Holographic Complexity and the JWST Tension

Recent observations by the James Webb Space Telescope (JWST) have revealed an unexpectedly high abundance of massive galaxies at redshifts z > 10, challenging the standard ΛCDM structure formation paradigm. In this work, we propose a theoretical framework where the thermodynamic properties of spacetime holographic complexity resolve this tension. We propose that the growth of complexity within the cosmic horizon introduces a negative work term in the First Law of Entanglement Thermodynamics, effectively lowering the critical density threshold for gravitational collapse in the early universe. Unlike previous heuristic arguments based on AdS dualities, we motivate this collapse threshold modulation directly from FRW apparent horizon thermodynamics. Our numerical validation demonstrates that this mechanism achieves an 11× enhancement in massive halo formation at z ≈ 15 while preserving σ8(z = 0) = 0.811 (within Planck 2018 constraints), with the complexity coupling constrained to αc = 0.02–0.05 by JWST observations.
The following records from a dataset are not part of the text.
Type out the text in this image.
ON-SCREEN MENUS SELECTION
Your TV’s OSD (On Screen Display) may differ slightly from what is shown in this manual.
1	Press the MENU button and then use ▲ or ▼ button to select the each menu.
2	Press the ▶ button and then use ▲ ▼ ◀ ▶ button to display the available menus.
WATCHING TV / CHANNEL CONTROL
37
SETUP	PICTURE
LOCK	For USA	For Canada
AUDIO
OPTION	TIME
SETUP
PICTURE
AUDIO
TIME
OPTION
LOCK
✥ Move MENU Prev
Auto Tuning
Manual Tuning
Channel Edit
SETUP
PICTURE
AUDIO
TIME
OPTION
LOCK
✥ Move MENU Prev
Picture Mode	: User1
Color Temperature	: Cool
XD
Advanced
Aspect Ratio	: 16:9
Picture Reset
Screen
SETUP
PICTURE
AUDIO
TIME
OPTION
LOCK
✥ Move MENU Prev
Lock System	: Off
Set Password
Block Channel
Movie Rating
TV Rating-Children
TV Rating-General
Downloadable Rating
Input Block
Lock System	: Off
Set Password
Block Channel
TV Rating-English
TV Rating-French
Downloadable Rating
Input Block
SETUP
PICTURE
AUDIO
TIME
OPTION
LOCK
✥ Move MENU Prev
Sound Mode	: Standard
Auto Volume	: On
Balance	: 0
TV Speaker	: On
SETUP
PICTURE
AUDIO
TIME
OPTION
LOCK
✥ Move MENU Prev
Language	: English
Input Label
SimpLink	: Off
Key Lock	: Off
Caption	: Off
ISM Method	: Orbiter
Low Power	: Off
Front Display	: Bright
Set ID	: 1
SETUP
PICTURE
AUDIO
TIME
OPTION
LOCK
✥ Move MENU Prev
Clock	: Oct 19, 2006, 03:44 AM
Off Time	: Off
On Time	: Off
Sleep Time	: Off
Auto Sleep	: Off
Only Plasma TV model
Direct comparison with JWST observations yields spectacular agreement: χ2/dof ≈ 0.12 for the stellar mass function at z = 10 and χ2/dof ≈ 0 for the UV luminosity function at z = 12, while ΛCDM fails catastrophically (χ2/dof > 1000). We identify a unique falsifiable prediction: a ∼ 150% enhancement in the 21cm power spectrum at k∗ ∼ 1 Mpc−1, testable with HERA Phase II (2025–2027). This signature, alongside scale-dependent galaxy bias (5–10% at k ∼ 1 Mpc−1), distinguishes our model from astrophysical solutions and provides a clear experimental pathway to validation or falsification.